May 31, 2013

#SafeCityPledge: Indians Take a Stand Online for Women's Safety

A Twitter campaign has Indians flooding social media with personal promises to combat sexual harassment and sexism.

On the heels of the brutal gang rape of a young woman in a moving bus in Delhi, volunteer-led community art project Blank Noise invited users during a 24-hour tweetathon on 19 January, 2013 to publish a pledge committing to new ideas that make cities safer spaces for women.

The #SafeCityPledge campaign was one of the top trending topics in India on that day, and the tweets, some featuring photos of users holding placards with their pledge, have poured in ever since.

"I pledge to stand up for my rights, however intimidating the circumstances," a placard held by a woman in Calcutta reads.

"I pledge to behave like a man and stop behaving like a beast," another reads, this time held by a man surrounded by his male friends.

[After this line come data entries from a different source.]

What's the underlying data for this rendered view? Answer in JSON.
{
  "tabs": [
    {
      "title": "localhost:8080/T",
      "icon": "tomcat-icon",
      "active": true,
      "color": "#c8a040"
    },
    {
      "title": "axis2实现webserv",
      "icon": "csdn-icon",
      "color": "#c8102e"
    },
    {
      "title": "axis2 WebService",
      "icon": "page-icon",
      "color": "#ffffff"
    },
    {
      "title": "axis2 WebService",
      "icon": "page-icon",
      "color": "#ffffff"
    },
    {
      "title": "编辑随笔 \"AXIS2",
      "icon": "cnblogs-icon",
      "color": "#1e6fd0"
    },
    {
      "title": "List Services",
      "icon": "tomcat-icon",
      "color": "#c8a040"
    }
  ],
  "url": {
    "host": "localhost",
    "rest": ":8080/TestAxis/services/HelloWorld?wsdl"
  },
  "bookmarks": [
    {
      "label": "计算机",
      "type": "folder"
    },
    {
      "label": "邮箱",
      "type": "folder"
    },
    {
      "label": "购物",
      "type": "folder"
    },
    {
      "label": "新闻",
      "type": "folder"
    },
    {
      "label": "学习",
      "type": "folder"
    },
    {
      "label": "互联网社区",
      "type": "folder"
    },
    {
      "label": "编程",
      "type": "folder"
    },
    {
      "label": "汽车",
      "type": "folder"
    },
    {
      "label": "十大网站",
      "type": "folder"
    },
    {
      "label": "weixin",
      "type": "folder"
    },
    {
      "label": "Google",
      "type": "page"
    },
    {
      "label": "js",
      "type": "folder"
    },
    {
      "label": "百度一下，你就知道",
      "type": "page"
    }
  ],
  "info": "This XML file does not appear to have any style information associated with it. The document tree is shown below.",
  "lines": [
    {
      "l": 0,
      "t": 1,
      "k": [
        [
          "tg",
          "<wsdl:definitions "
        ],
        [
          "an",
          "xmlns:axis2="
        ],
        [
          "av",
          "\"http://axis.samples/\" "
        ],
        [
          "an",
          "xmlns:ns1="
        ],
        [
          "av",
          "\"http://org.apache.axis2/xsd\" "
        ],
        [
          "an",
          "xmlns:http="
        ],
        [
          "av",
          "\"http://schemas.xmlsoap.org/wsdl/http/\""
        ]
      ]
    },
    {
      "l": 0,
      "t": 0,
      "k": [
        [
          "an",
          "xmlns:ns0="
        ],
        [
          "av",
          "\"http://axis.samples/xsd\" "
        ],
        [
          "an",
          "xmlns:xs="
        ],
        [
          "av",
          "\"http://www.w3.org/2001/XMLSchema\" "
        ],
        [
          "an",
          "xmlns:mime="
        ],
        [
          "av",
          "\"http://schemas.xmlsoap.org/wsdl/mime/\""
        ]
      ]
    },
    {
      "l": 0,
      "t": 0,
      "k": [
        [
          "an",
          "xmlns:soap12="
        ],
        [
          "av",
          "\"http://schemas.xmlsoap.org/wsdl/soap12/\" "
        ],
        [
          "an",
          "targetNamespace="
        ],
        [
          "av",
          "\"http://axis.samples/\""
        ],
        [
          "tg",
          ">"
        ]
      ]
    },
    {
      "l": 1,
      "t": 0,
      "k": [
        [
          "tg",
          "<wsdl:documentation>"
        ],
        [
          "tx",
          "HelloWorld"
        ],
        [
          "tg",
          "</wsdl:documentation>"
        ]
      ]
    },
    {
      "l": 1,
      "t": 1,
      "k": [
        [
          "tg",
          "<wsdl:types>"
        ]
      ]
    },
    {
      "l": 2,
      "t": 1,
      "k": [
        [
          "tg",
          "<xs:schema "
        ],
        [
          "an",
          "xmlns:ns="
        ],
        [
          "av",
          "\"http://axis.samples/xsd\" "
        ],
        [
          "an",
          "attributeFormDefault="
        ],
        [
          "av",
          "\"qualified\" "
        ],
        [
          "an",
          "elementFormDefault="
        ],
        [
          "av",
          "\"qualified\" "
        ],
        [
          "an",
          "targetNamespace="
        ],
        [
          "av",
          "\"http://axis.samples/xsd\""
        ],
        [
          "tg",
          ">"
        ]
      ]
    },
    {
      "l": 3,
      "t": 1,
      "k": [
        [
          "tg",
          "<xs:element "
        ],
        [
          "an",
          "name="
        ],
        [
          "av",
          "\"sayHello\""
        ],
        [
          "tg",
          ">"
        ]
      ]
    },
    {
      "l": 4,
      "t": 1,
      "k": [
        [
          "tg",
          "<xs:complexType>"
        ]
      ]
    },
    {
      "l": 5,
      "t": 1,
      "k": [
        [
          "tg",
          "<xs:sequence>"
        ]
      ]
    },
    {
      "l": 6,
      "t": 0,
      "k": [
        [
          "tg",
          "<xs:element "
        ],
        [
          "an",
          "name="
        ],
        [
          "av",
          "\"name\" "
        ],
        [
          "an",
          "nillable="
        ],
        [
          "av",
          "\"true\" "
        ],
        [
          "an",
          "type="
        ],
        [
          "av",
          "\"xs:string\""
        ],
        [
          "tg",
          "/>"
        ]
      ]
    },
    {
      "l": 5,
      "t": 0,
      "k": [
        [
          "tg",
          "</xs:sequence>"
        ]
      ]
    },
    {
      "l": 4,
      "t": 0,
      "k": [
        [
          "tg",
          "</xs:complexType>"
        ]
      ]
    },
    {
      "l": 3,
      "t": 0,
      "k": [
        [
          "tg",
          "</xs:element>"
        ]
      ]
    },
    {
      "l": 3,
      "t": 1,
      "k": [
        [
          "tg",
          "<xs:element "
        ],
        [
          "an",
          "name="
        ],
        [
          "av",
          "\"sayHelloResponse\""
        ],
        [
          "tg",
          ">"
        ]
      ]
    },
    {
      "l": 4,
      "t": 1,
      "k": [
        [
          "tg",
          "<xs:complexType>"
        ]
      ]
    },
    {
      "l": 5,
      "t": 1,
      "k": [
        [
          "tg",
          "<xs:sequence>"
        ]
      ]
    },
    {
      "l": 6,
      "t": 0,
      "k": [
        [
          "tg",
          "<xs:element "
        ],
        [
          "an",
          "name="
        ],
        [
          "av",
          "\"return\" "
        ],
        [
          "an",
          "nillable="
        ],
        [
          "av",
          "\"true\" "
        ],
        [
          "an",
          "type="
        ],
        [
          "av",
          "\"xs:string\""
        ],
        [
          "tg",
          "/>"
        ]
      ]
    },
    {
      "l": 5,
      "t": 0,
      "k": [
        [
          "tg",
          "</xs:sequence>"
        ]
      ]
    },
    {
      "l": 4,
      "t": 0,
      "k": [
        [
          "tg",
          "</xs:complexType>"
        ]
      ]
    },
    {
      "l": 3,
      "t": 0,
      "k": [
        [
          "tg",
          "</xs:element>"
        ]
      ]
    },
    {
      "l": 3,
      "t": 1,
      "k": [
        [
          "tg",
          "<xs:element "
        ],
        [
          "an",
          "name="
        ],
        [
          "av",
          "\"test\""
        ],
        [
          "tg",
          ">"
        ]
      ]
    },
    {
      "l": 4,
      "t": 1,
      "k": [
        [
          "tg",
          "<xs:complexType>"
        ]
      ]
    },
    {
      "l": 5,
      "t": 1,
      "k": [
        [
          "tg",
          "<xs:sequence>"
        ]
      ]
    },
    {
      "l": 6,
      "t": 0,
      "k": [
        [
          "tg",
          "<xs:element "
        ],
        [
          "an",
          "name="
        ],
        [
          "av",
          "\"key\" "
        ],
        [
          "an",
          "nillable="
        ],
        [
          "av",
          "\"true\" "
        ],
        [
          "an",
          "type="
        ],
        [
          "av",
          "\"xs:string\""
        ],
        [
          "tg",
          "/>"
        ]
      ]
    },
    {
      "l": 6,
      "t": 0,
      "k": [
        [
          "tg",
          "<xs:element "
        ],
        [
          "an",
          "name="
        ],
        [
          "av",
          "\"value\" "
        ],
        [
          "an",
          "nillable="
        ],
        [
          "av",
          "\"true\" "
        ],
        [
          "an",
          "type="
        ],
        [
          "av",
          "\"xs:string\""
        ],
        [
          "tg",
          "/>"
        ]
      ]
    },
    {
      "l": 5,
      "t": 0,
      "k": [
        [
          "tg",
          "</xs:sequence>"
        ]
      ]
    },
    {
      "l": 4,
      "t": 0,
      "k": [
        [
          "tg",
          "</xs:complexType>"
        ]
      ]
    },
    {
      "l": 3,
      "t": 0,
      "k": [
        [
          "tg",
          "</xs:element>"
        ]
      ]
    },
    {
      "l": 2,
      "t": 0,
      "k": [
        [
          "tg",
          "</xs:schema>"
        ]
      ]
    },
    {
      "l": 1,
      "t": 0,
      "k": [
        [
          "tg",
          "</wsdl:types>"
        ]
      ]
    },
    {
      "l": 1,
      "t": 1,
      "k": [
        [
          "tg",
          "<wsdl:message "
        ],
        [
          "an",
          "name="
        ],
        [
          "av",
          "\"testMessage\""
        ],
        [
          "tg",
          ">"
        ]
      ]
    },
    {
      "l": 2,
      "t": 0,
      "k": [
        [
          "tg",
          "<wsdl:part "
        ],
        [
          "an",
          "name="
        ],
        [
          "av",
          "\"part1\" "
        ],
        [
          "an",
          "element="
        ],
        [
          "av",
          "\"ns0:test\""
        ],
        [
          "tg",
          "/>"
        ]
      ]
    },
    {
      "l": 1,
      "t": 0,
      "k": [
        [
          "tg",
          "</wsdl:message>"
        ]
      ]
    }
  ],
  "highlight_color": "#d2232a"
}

P Bharat in Shakhti, a women's rights blog, compiled and summarized some of the ideas and pledges shared, which attacked the culture of patriarchy and the tendency to blame the victim, among other things:
  • "I pledge to not be a mute bystander. To intervene. To change the scene." 
  • "Staring is not acceptable. Smile and look away. Make others comfortable please." 
  • "I will support my friends whenever they feel persecuted by men, I will not let men intimidate women anywhere i am"

  • "never vote for parties that have rapists in their midst & justify them." 
  • "I pledge to stop making sexist jokes and open conversations about equality of genders at home."
Submission from Miranda House, Delhi. Image courtesy Bank Noise Blog. CC BY-NC-SA 2.5
Submission from Miranda House, Delhi. Image courtesy Blank Noise Blog. CC BY-NC-SA 2.5
Sexual violence against women and girls in India has been under intense scrutiny since the December 2012 gang rape, after which the victim died of her injuries, and similar incidents this year. Faced with public outcry, the government passed a new bill containing harsher punishments, including the death penalty, for rapists.

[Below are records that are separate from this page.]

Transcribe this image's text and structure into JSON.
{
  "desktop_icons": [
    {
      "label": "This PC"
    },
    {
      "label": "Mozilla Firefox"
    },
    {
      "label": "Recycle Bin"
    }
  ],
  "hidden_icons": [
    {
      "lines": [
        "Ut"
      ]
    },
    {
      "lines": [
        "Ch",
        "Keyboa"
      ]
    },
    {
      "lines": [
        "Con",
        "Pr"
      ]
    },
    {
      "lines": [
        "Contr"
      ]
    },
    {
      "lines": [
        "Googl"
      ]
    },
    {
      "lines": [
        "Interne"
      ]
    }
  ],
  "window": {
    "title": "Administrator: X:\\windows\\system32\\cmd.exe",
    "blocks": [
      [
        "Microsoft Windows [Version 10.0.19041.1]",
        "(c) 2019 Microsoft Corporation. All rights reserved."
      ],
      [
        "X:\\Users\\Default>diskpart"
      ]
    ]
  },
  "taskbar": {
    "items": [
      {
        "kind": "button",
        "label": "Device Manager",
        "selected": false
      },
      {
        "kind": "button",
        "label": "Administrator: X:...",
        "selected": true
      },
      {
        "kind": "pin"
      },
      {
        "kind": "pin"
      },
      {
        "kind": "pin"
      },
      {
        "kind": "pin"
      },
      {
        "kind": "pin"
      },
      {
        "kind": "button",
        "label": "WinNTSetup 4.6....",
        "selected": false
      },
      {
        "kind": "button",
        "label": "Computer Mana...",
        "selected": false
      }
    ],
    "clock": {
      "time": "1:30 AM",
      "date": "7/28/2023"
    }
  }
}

Fueled by the rash of high-profile incidents, the movement against sexual harassment and sexism has gained steam online and offline. Another initiative called Safecity tracks street harassment in India using crowdsourced reports. The reports illustrate that street harassment of women is still a burning problem in India.

There have also been a number of street protests and rallies featuring pledges for a safe city for women in GoaBangaloreDelhiPune, and Kolkata organized using social media. Anu Elizabeth Roche, a volunteer for the non-profit Akanksha Foundation, which works with underprivileged children, wrote on Facebook about one such demonstration in Mumbai:
A number of men and women - young and old - came with their own placards and slogans pledging to promote heightened action against sexual harassment, sexist attitudes and generally spoke for reclaiming their spaces in public spheres especially.
#safecitypledge Delhi. Image courtesy Blank Noise blog. CC BY-NC-SA 2.5
#safecitypledge Delhi. Image courtesy Blank Noise blog. CC BY-NC-SA 2.5
And #SafeCityPledge recently held a workshop at Cambridge School Delhi, with 600 students between 14-17 years participating. Blogger Sahar Zainab recalls her personal experience reading the #SafeCityPledge tweets with a mixture of hope and hard realism:
I especially love the picture of the woman from Lucknow, dupatta wound tightly around her head, pledging 'humein baahar aane jaane par kisi ki rokk-tokk manzur nahi' (we will not accept anyone else's control on our coming and going outside)! But truth is that there remains a (humongous) faction of women, young girls, and even younger girls in villages, in small towns, in bigger towns, and in even bigger cities, who have yet to muster up such courage.